Asli müdahiller vekili temyiz dilekçesinde; dava konusu taşınmazları asli müdahiller ve davacının eşinin babaları olan ...'in ... 'den satın aldığını, ancak dava konusu taşınmazın tapu kaydı çekişmeli olduğundan resmi satış işlemlerinin yapılamadığını,dava konusu taşınmazın asli müdahiller ve davacı tarafından kullanıldığını, eksik araştırma ile karar verildiğini belirterek kararın bozulmasını talep etmiştir.

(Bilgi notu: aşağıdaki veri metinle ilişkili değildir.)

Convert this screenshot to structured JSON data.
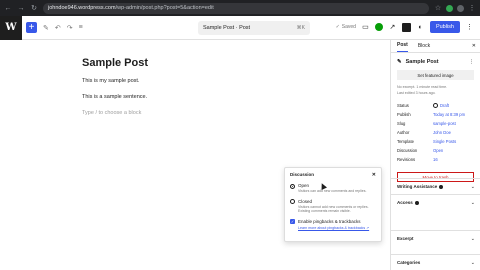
{
  "browser": {
    "url_host": "johndoe946.wordpress.com",
    "url_path": "/wp-admin/post.php?post=5&action=edit"
  },
  "toolbar": {
    "doc_title": "Sample Post · Post",
    "shortcut": "⌘K",
    "saved_label": "Saved",
    "publish_label": "Publish"
  },
  "post": {
    "title": "Sample Post",
    "paragraphs": [
      "This is my sample post.",
      "This is a sample sentence."
    ],
    "block_placeholder": "Type / to choose a block"
  },
  "discussion": {
    "title": "Discussion",
    "options": [
      {
        "label": "Open",
        "help": "Visitors can add new comments and replies.",
        "selected": true
      },
      {
        "label": "Closed",
        "help": "Visitors cannot add new comments or replies. Existing comments remain visible.",
        "selected": false
      }
    ],
    "pingbacks_label": "Enable pingbacks & trackbacks",
    "learn_more": "Learn more about pingbacks & trackbacks ↗"
  },
  "sidebar": {
    "tabs": [
      "Post",
      "Block"
    ],
    "post_title": "Sample Post",
    "featured_button": "Set featured image",
    "meta_lines": [
      "No excerpt. 1 minute read time.",
      "Last edited 3 hours ago."
    ],
    "rows": [
      {
        "key": "Status",
        "value": "Draft"
      },
      {
        "key": "Publish",
        "value": "Today at 8:39 pm"
      },
      {
        "key": "Slug",
        "value": "sample-post"
      },
      {
        "key": "Author",
        "value": "John Doe"
      },
      {
        "key": "Template",
        "value": "Single Posts"
      },
      {
        "key": "Discussion",
        "value": "Open"
      },
      {
        "key": "Revisions",
        "value": "16"
      }
    ],
    "trash_label": "Move to trash",
    "panels": [
      "Writing Assistance",
      "Access",
      "Excerpt",
      "Categories"
    ]
  },
  "colors": {
    "accent": "#3858e9",
    "danger": "#cc1818",
    "jetpack": "#069e08"
  }
}
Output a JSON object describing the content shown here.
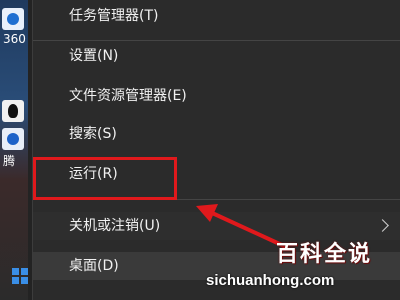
{
  "desktop": {
    "icon_label_1": "360",
    "icon_label_2": "腾"
  },
  "menu": {
    "items": [
      {
        "label": "任务管理器(T)"
      },
      {
        "label": "设置(N)"
      },
      {
        "label": "文件资源管理器(E)"
      },
      {
        "label": "搜索(S)"
      },
      {
        "label": "运行(R)"
      },
      {
        "label": "关机或注销(U)"
      },
      {
        "label": "桌面(D)"
      }
    ]
  },
  "annotation": {
    "highlight_color": "#e0191c",
    "arrow_color": "#e0191c"
  },
  "watermark": {
    "brand": "百科全说",
    "site": "sichuanhong.com"
  }
}
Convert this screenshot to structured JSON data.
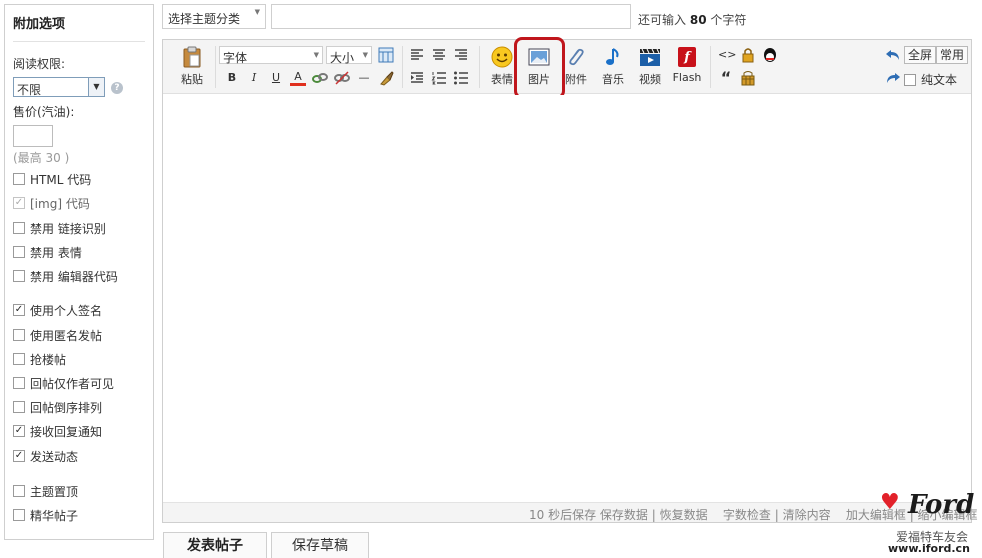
{
  "sidebar": {
    "title": "附加选项",
    "read_perm_label": "阅读权限:",
    "read_perm_value": "不限",
    "help_icon": "?",
    "price_label": "售价(汽油):",
    "price_value": "",
    "price_hint": "(最高 30 )",
    "options": [
      {
        "label": "HTML 代码",
        "checked": false,
        "disabled": false
      },
      {
        "label": "[img] 代码",
        "checked": true,
        "disabled": true
      },
      {
        "label": "禁用 链接识别",
        "checked": false,
        "disabled": false
      },
      {
        "label": "禁用 表情",
        "checked": false,
        "disabled": false
      },
      {
        "label": "禁用 编辑器代码",
        "checked": false,
        "disabled": false
      },
      {
        "label": "使用个人签名",
        "checked": true,
        "disabled": false
      },
      {
        "label": "使用匿名发帖",
        "checked": false,
        "disabled": false
      },
      {
        "label": "抢楼帖",
        "checked": false,
        "disabled": false
      },
      {
        "label": "回帖仅作者可见",
        "checked": false,
        "disabled": false
      },
      {
        "label": "回帖倒序排列",
        "checked": false,
        "disabled": false
      },
      {
        "label": "接收回复通知",
        "checked": true,
        "disabled": false
      },
      {
        "label": "发送动态",
        "checked": true,
        "disabled": false
      },
      {
        "label": "主题置顶",
        "checked": false,
        "disabled": false
      },
      {
        "label": "精华帖子",
        "checked": false,
        "disabled": false
      }
    ]
  },
  "topbar": {
    "category_value": "选择主题分类",
    "subject_value": "",
    "remaining_prefix": "还可输入",
    "remaining_count": "80",
    "remaining_suffix": "个字符"
  },
  "toolbar": {
    "paste_label": "粘贴",
    "font_value": "字体",
    "size_value": "大小",
    "emoji_label": "表情",
    "image_label": "图片",
    "attach_label": "附件",
    "music_label": "音乐",
    "video_label": "视频",
    "flash_label": "Flash",
    "bold": "B",
    "italic": "I",
    "underline": "U",
    "fontcolor": "A",
    "hr": "—",
    "code": "<>",
    "quote": "“",
    "fullscreen_label": "全屏",
    "common_label": "常用",
    "plaintext_label": "纯文本"
  },
  "statusbar": {
    "autosave": "10 秒后保存",
    "save_data": "保存数据",
    "restore_data": "恢复数据",
    "word_check": "字数检查",
    "clear_content": "清除内容",
    "enlarge": "加大编辑框",
    "shrink": "缩小编辑框"
  },
  "buttons": {
    "publish": "发表帖子",
    "save_draft": "保存草稿"
  },
  "watermark": {
    "brand": "Ford",
    "club": "爱福特车友会",
    "url": "www.iford.cn"
  },
  "colors": {
    "highlight": "#c0161c",
    "panel_border": "#cfcfcf",
    "toolbar_bg": "#f4f4f4",
    "heart": "#e2212a"
  }
}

Davalı Hazine vekili temyiz dilekçesinde; davalı lehine dava değeri üzerinden tek ve nisbi vekalet ücretine hükmedilmesi gerektiğini, asli müdahiller ve davacının davalarının birbirinden bağımsız olup davacıların hepsi yönünden davalılar lehine tek vekalet ücretine hükmedilmesinin isabetsiz olduğu belirtilerek kararın bozulmasını istemiştir.
C. Gerekçe
1. Uyuşmazlık ve Hukuki Nitelendirme
Dosya içeriğine, bozmanın mahiyeti ve kapsamına göre taraflar arasındaki uyuşmazlık, TMK'nın 713/1 inci maddesine dayalı tescil ve TMK'nın 713/2 nci maddesine dayalı tapu iptali ve tescil istemine ilişkindir.
2. İlgili Hukuk
3402 sayılı Kadastro Kanunu'nun 14 üncü maddesi, 4721 sayılı Türk Medeni Kanunu’nun 713/1 inci, 713/2 nci maddeleri.
3. Değerlendirme
1.Kadastro sırasında Van ili, Merkez ilçe, ... mahallesi çalışma alanında bulunan ve 2006 yılında imar uygulaması sonucu oluşan çekişmeli 1965 ada 4 ve 1966 ada 2 parsel sayılı 599,73 ve 353,76 metrekare yüzölçümündeki taşınmazların kök parseli olan 155 ada 15 parsel sayılı 1.271,00 metrekare yüzölçümündeki taşınmaz Asliye Hukuk Mahkemesinde dava konusu olduğundan söz edilerek malik hanesi açık bırakılmak suretiyle tespit edilmiş, bilahare Kadastro Komisyonu 26.3.1966 tarihli karar ile taşınmazın ...ve müşterekleri adlarına tapulanmasına ve karar örneğinin bilgi için Asliye Hukuk Mahkemesine gönderilmesine karar vermiştir.
2. Temyizen incelenen nihai kararların bozulması, 6100 sayılı HMK'nın geçici 3 üncü maddesinin yollamasıyla davada uygulanması gereken 1086 sayılı HUMK'un 428 inci maddesindeki sebeplerin varlığı halinde mümkündür.
3. Temyizen incelenen kararın bozmaya uygun olduğu, kararda ve kararın gerekçesinde hukuk kurallarının somut olaya uygulanmasında bir isabetsizlik bulunmadığı, bozmaya uyulmakla karşı taraf yararına kazanılmış hak durumunu oluşturan yönlerin ise yeniden incelenmesine hukukça imkân bulunmadığı anlaşılmakla; temyiz dilekçelerinde ileri sürülen nedenler kararın bozulmasını gerektirecek nitelikte görülmemiştir.
VI. KARAR
Açıklanan sebeplerle;
Davacı vekilinin, asli müdahiller vekilinin ve davalı Hazine vekilinin yerinde bulunmayan temyiz itirazının reddiyle usul ve yasaya ve bozma kararının gerekçelerine uygun olan kararın ONANMASINA,
Hazine harçtan muaf olduğundan bu konuda karar verilmesine yer olmadığına,
Aşağıda yazılı 247,70 TL 'şer bakiye onama harcının temyiz eden davacıdan ve asli müdahillerden ayrı ayrı alınmasına,
Kararın tebliğinden itibaren 15 gün içinde karar düzeltme yolu açık olmak üzere,
11.06.2024 tarihinde oy birliği ile karar verildi.